Мамонов подошел к окну, посмотрел на слабую, только занимающуюся зарю.

— Что-то Дик сегодня из себя выходит, — сказал он, вглядываясь в темноту, будто стараясь определить причину собачьего беспокойства. И вдруг увидел, как в лесопосадке вспыхнули на секунду автомобильные фары и тут же скрылись за пригорком, машина выбралась на шоссе и поехала в сторону Кривова.

«И сюда, сволочи, добрались.
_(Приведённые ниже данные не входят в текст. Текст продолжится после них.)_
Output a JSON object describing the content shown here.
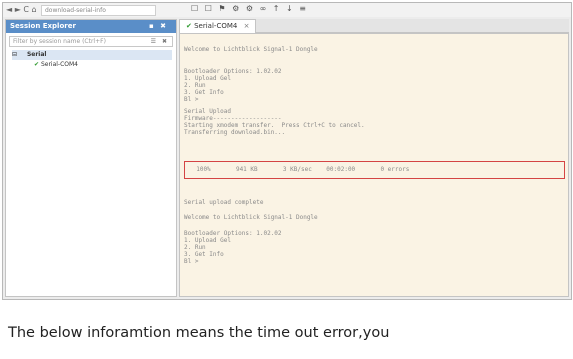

И не лень им ездить в такую даль, чтобы потыкаться носом в закрытые ворота», — подумал подполковник, отходя от окна.

Дик перестал лаять и начал жадно лакать из миски воду. Было пять утра, когда Гусев ушел. Мамонов собирался ложиться спать, но зазвонил сотовый, и он с удивлением услышал голос недавнего гостя:

— Слушай, братан, я забыл тебе сказать: тут кто-то звонил мне, у меня этот номер остался на определителе. Вроде бы случайно, не туда попали, но ты пробей на всякий случай.

— Диктуй, — сказал Мамонов, вытаскивая из кармана ручку.

— Три, сорок, пятьдесят два.

Подполковник замер, потом переспросил:

— Какой номер?

— Три, сорок, пятьдесят два. Что, знакомый номерок?

Мамонов мог ответить сразу, мгновенно. Телефон с этим номером стоял на столе, за которым шесть лет назад сидел майор, старший оперуполномоченный уголовного розыска, то есть он сам. Теперь этот кабинет занимал Колодников… И номер принадлежал ему.